I find it so aggravating that nearly every last ML framework documents their CNN...

adhsu01 · on May 31, 2016

The cifar_10 example code is a good starting point: https://github.com/tensorflow/tensorflow/tree/r0.8/tensorflo...

Read the how to on reading data from files: https://www.tensorflow.org/versions/r0.8/how_tos/reading_dat...

and check out this useful Stack Overflow answer: http://stackoverflow.com/questions/33648322/tensorflow-image...

mmanfrin · on May 31, 2016

A few of the lessons on Udacity's Dada Science course cover finding/sifting through datasets and formatting them in a way to work with:

https://classroom.udacity.com/courses/ud359

zellyn · on May 31, 2016

"Dada Science"… fantastic!

agibsonccc · on May 31, 2016

That's typically going to be problem specific. A simple cat/dog tutorial would be reasonably easy with a lot of the already existing libraries like scikit-image/PIL.

The other problem here though is corpus layout. Image net and the academic datasets typically require special readers, but even then: for actual datasets there's a few ways to do the corpus layout. In our experience there are 2 things that have worked well have been: a folder per label or labels in the name.

Then there's still having balanced minibatches though. When you get to having balanced minibatches images segmented by folder means you don't get balanced minibatches out.

Then there's disk to think about, do I really want to re run the same pre processing every time I train? Then: how do I explain that to a beginner?

So I'm probably going to want to have a corpus generator where we end up with a pre saved/balanced minibatches for training..which leads us back to what you see now.

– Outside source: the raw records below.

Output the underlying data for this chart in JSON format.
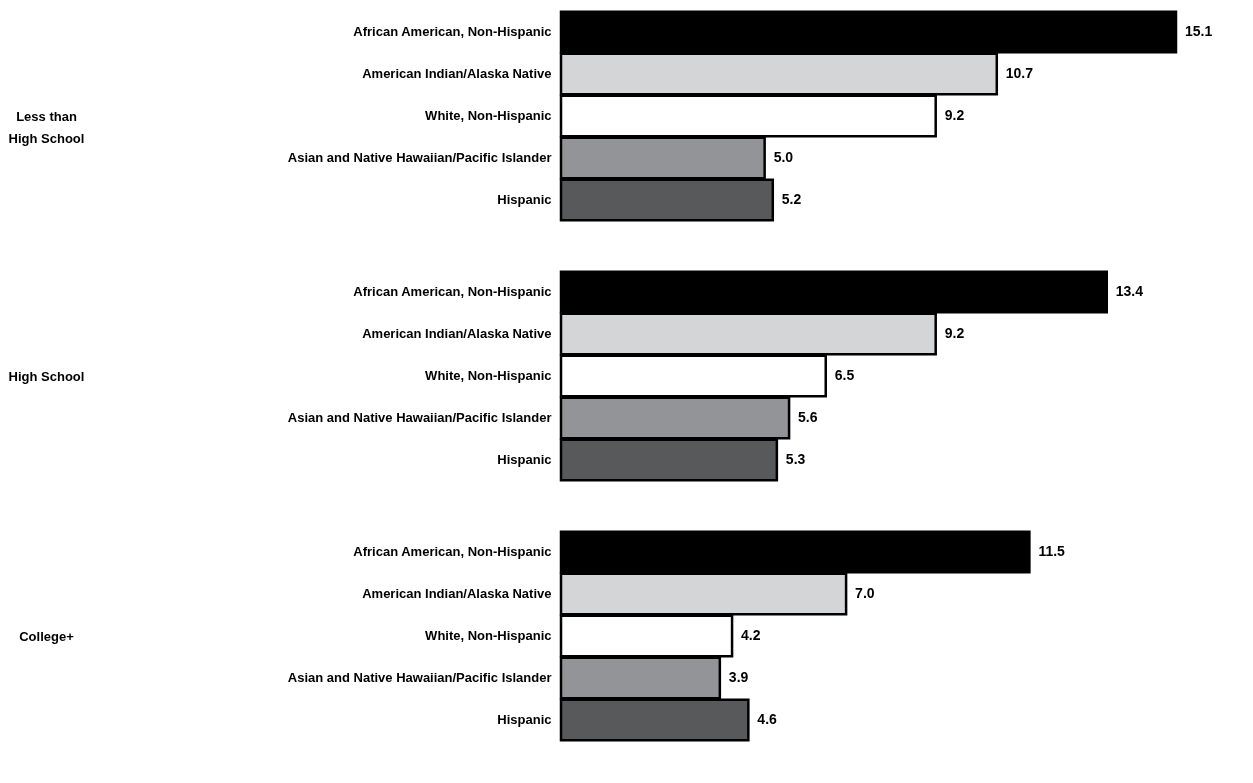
{
  "chart_data": [
    {
      "type": "bar",
      "orientation": "horizontal",
      "ylabel": "Less than High School",
      "categories": [
        "African American, Non-Hispanic",
        "American Indian/Alaska Native",
        "White, Non-Hispanic",
        "Asian and Native Hawaiian/Pacific Islander",
        "Hispanic"
      ],
      "values": [
        15.1,
        10.7,
        9.2,
        5.0,
        5.2
      ],
      "value_labels": [
        "15.1",
        "10.7",
        "9.2",
        "5.0",
        "5.2"
      ],
      "colors": [
        "#000000",
        "#d4d5d7",
        "#ffffff",
        "#939497",
        "#58595b"
      ],
      "tick_labels": "y",
      "legend": false,
      "grid": false
    },
    {
      "type": "bar",
      "orientation": "horizontal",
      "ylabel": "High School",
      "categories": [
        "African American, Non-Hispanic",
        "American Indian/Alaska Native",
        "White, Non-Hispanic",
        "Asian and Native Hawaiian/Pacific Islander",
        "Hispanic"
      ],
      "values": [
        13.4,
        9.2,
        6.5,
        5.6,
        5.3
      ],
      "value_labels": [
        "13.4",
        "9.2",
        "6.5",
        "5.6",
        "5.3"
      ],
      "colors": [
        "#000000",
        "#d4d5d7",
        "#ffffff",
        "#939497",
        "#58595b"
      ],
      "tick_labels": "y",
      "legend": false,
      "grid": false
    },
    {
      "type": "bar",
      "orientation": "horizontal",
      "ylabel": "College+",
      "categories": [
        "African American, Non-Hispanic",
        "American Indian/Alaska Native",
        "White, Non-Hispanic",
        "Asian and Native Hawaiian/Pacific Islander",
        "Hispanic"
      ],
      "values": [
        11.5,
        7.0,
        4.2,
        3.9,
        4.6
      ],
      "value_labels": [
        "11.5",
        "7.0",
        "4.2",
        "3.9",
        "4.6"
      ],
      "colors": [
        "#000000",
        "#d4d5d7",
        "#ffffff",
        "#939497",
        "#58595b"
      ],
      "tick_labels": "y",
      "legend": false,
      "grid": false
    }
  ]
}
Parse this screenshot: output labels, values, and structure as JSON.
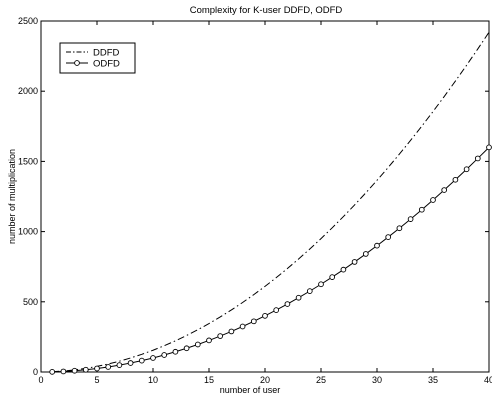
{
  "chart_data": {
    "type": "line",
    "title": "Complexity for K-user DDFD, ODFD",
    "xlabel": "number of user",
    "ylabel": "number of multiplication",
    "xlim": [
      0,
      40
    ],
    "ylim": [
      0,
      2500
    ],
    "xticks": [
      0,
      5,
      10,
      15,
      20,
      25,
      30,
      35,
      40
    ],
    "yticks": [
      0,
      500,
      1000,
      1500,
      2000,
      2500
    ],
    "grid": false,
    "legend_position": "top-left",
    "x": [
      1,
      2,
      3,
      4,
      5,
      6,
      7,
      8,
      9,
      10,
      11,
      12,
      13,
      14,
      15,
      16,
      17,
      18,
      19,
      20,
      21,
      22,
      23,
      24,
      25,
      26,
      27,
      28,
      29,
      30,
      31,
      32,
      33,
      34,
      35,
      36,
      37,
      38,
      39,
      40
    ],
    "series": [
      {
        "name": "DDFD",
        "style": "dash-dot",
        "color": "#000000",
        "values": [
          2,
          7,
          15,
          26,
          40,
          57,
          77,
          100,
          126,
          155,
          187,
          222,
          260,
          301,
          345,
          392,
          442,
          495,
          551,
          610,
          672,
          737,
          805,
          876,
          950,
          1027,
          1107,
          1190,
          1276,
          1365,
          1457,
          1552,
          1650,
          1751,
          1855,
          1962,
          2072,
          2185,
          2301,
          2420
        ]
      },
      {
        "name": "ODFD",
        "style": "solid-circle-markers",
        "color": "#000000",
        "values": [
          1,
          4,
          9,
          16,
          25,
          36,
          49,
          64,
          81,
          100,
          121,
          144,
          169,
          196,
          225,
          256,
          289,
          324,
          361,
          400,
          441,
          484,
          529,
          576,
          625,
          676,
          729,
          784,
          841,
          900,
          961,
          1024,
          1089,
          1156,
          1225,
          1296,
          1369,
          1444,
          1521,
          1600
        ]
      }
    ]
  }
}
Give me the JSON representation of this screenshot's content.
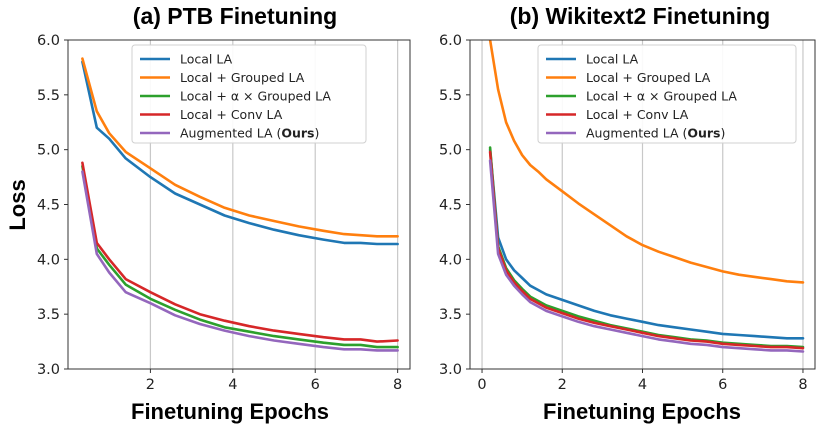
{
  "figure": {
    "ylabel": "Loss",
    "legend_entries": [
      {
        "label": "Local LA",
        "color": "#1f77b4"
      },
      {
        "label": "Local + Grouped LA",
        "color": "#ff7f0e"
      },
      {
        "label": "Local + α × Grouped LA",
        "color": "#2ca02c"
      },
      {
        "label": "Local + Conv LA",
        "color": "#d62728"
      },
      {
        "label": "Augmented LA (Ours)",
        "color": "#9467bd"
      }
    ]
  },
  "chart_data": [
    {
      "type": "line",
      "title": "(a) PTB Finetuning",
      "xlabel": "Finetuning Epochs",
      "ylabel": "Loss",
      "xlim": [
        0,
        8.3
      ],
      "ylim": [
        3.0,
        6.0
      ],
      "xticks": [
        2,
        4,
        6,
        8
      ],
      "yticks": [
        3.0,
        3.5,
        4.0,
        4.5,
        5.0,
        5.5,
        6.0
      ],
      "grid": "x-only",
      "legend_position": "top-right",
      "series": [
        {
          "name": "Local LA",
          "color": "#1f77b4",
          "x": [
            0.35,
            0.7,
            1.0,
            1.4,
            2.0,
            2.6,
            3.2,
            3.8,
            4.4,
            5.0,
            5.6,
            6.2,
            6.7,
            7.1,
            7.5,
            8.0
          ],
          "y": [
            5.8,
            5.2,
            5.1,
            4.92,
            4.75,
            4.6,
            4.5,
            4.4,
            4.33,
            4.27,
            4.22,
            4.18,
            4.15,
            4.15,
            4.14,
            4.14
          ]
        },
        {
          "name": "Local + Grouped LA",
          "color": "#ff7f0e",
          "x": [
            0.35,
            0.7,
            1.0,
            1.4,
            2.0,
            2.6,
            3.2,
            3.8,
            4.4,
            5.0,
            5.6,
            6.2,
            6.7,
            7.1,
            7.5,
            8.0
          ],
          "y": [
            5.83,
            5.35,
            5.15,
            4.98,
            4.83,
            4.68,
            4.57,
            4.47,
            4.4,
            4.35,
            4.3,
            4.26,
            4.23,
            4.22,
            4.21,
            4.21
          ]
        },
        {
          "name": "Local + α × Grouped LA",
          "color": "#2ca02c",
          "x": [
            0.35,
            0.7,
            1.0,
            1.4,
            2.0,
            2.6,
            3.2,
            3.8,
            4.4,
            5.0,
            5.6,
            6.2,
            6.7,
            7.1,
            7.5,
            8.0
          ],
          "y": [
            4.85,
            4.1,
            3.95,
            3.77,
            3.64,
            3.54,
            3.45,
            3.38,
            3.34,
            3.3,
            3.27,
            3.24,
            3.22,
            3.22,
            3.2,
            3.2
          ]
        },
        {
          "name": "Local + Conv LA",
          "color": "#d62728",
          "x": [
            0.35,
            0.7,
            1.0,
            1.4,
            2.0,
            2.6,
            3.2,
            3.8,
            4.4,
            5.0,
            5.6,
            6.2,
            6.7,
            7.1,
            7.5,
            8.0
          ],
          "y": [
            4.88,
            4.15,
            4.0,
            3.82,
            3.7,
            3.59,
            3.5,
            3.44,
            3.39,
            3.35,
            3.32,
            3.29,
            3.27,
            3.27,
            3.25,
            3.26
          ]
        },
        {
          "name": "Augmented LA (Ours)",
          "color": "#9467bd",
          "x": [
            0.35,
            0.7,
            1.0,
            1.4,
            2.0,
            2.6,
            3.2,
            3.8,
            4.4,
            5.0,
            5.6,
            6.2,
            6.7,
            7.1,
            7.5,
            8.0
          ],
          "y": [
            4.8,
            4.05,
            3.88,
            3.7,
            3.6,
            3.49,
            3.41,
            3.35,
            3.3,
            3.26,
            3.23,
            3.2,
            3.18,
            3.18,
            3.17,
            3.17
          ]
        }
      ]
    },
    {
      "type": "line",
      "title": "(b) Wikitext2 Finetuning",
      "xlabel": "Finetuning Epochs",
      "ylabel": "",
      "xlim": [
        -0.3,
        8.3
      ],
      "ylim": [
        3.0,
        6.0
      ],
      "xticks": [
        0,
        2,
        4,
        6,
        8
      ],
      "yticks": [
        3.0,
        3.5,
        4.0,
        4.5,
        5.0,
        5.5,
        6.0
      ],
      "grid": "x-only",
      "legend_position": "top-right",
      "series": [
        {
          "name": "Local LA",
          "color": "#1f77b4",
          "x": [
            0.2,
            0.4,
            0.6,
            0.8,
            1.0,
            1.2,
            1.4,
            1.6,
            2.0,
            2.4,
            2.8,
            3.2,
            3.6,
            4.0,
            4.4,
            4.8,
            5.2,
            5.6,
            6.0,
            6.4,
            6.8,
            7.2,
            7.6,
            8.0
          ],
          "y": [
            5.0,
            4.2,
            4.0,
            3.9,
            3.83,
            3.76,
            3.72,
            3.68,
            3.63,
            3.58,
            3.53,
            3.49,
            3.46,
            3.43,
            3.4,
            3.38,
            3.36,
            3.34,
            3.32,
            3.31,
            3.3,
            3.29,
            3.28,
            3.28
          ]
        },
        {
          "name": "Local + Grouped LA",
          "color": "#ff7f0e",
          "x": [
            0.2,
            0.4,
            0.6,
            0.8,
            1.0,
            1.2,
            1.4,
            1.6,
            2.0,
            2.4,
            2.8,
            3.2,
            3.6,
            4.0,
            4.4,
            4.8,
            5.2,
            5.6,
            6.0,
            6.4,
            6.8,
            7.2,
            7.6,
            8.0
          ],
          "y": [
            6.0,
            5.55,
            5.25,
            5.08,
            4.95,
            4.86,
            4.8,
            4.73,
            4.62,
            4.51,
            4.41,
            4.31,
            4.21,
            4.13,
            4.07,
            4.02,
            3.97,
            3.93,
            3.89,
            3.86,
            3.84,
            3.82,
            3.8,
            3.79
          ]
        },
        {
          "name": "Local + α × Grouped LA",
          "color": "#2ca02c",
          "x": [
            0.2,
            0.4,
            0.6,
            0.8,
            1.0,
            1.2,
            1.4,
            1.6,
            2.0,
            2.4,
            2.8,
            3.2,
            3.6,
            4.0,
            4.4,
            4.8,
            5.2,
            5.6,
            6.0,
            6.4,
            6.8,
            7.2,
            7.6,
            8.0
          ],
          "y": [
            5.02,
            4.12,
            3.92,
            3.81,
            3.73,
            3.66,
            3.62,
            3.58,
            3.53,
            3.48,
            3.44,
            3.4,
            3.37,
            3.34,
            3.31,
            3.29,
            3.27,
            3.26,
            3.24,
            3.23,
            3.22,
            3.21,
            3.21,
            3.2
          ]
        },
        {
          "name": "Local + Conv LA",
          "color": "#d62728",
          "x": [
            0.2,
            0.4,
            0.6,
            0.8,
            1.0,
            1.2,
            1.4,
            1.6,
            2.0,
            2.4,
            2.8,
            3.2,
            3.6,
            4.0,
            4.4,
            4.8,
            5.2,
            5.6,
            6.0,
            6.4,
            6.8,
            7.2,
            7.6,
            8.0
          ],
          "y": [
            4.98,
            4.1,
            3.9,
            3.79,
            3.71,
            3.64,
            3.6,
            3.56,
            3.51,
            3.46,
            3.42,
            3.39,
            3.36,
            3.33,
            3.3,
            3.28,
            3.26,
            3.25,
            3.23,
            3.22,
            3.21,
            3.2,
            3.2,
            3.19
          ]
        },
        {
          "name": "Augmented LA (Ours)",
          "color": "#9467bd",
          "x": [
            0.2,
            0.4,
            0.6,
            0.8,
            1.0,
            1.2,
            1.4,
            1.6,
            2.0,
            2.4,
            2.8,
            3.2,
            3.6,
            4.0,
            4.4,
            4.8,
            5.2,
            5.6,
            6.0,
            6.4,
            6.8,
            7.2,
            7.6,
            8.0
          ],
          "y": [
            4.9,
            4.05,
            3.86,
            3.76,
            3.68,
            3.61,
            3.57,
            3.53,
            3.48,
            3.43,
            3.39,
            3.36,
            3.33,
            3.3,
            3.27,
            3.25,
            3.23,
            3.22,
            3.2,
            3.19,
            3.18,
            3.17,
            3.17,
            3.16
          ]
        }
      ]
    }
  ]
}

A good middle ground here might be a corpus generator that takes all the minor stuff like that in to consideration...but still data is messy.

I would suggest looking at the wealth of imaging libraries out there in python and building something based on a "from scratch" image corpus.

Minor plug: We thought about that a lot in building deeplearning4j. http://deeplearning4j.org/canova

You may not use java but the idea of "vectorization" is still a good one I think any ml practitioner who's touched pandas could appreciate. We built an abstraction called a datasetiterator which auto magically returns the batches for people so they don't have to think about the details but still having access to "real" data. I'm not sure what the python equivalent to this would be though.

shepardrtc · on May 31, 2016

The format for the dataset is here: http://yann.lecun.com/exdb/mnist/

A good exercise would be to figure out how to extract the data and put it into a numpy array. Then you can test on most - if not all - of the frameworks.

gambler · on May 31, 2016

I recently parsed that in C#. It's simple enough to do, but the format is weird. It would be much simpler if the digits were stored as individual raw files in folders corresponding to each label.

shas3 · on May 31, 2016

Larger problem: mnist, images, and speech are probably low hanging fruits with rich features, large datasets, balanced datasets, etc. for which off the shelf packages work very well today.

mikecb · on May 31, 2016

Data cleaning is always a problem in statistics, so much so that most data scientists say that most of their time is spent on it.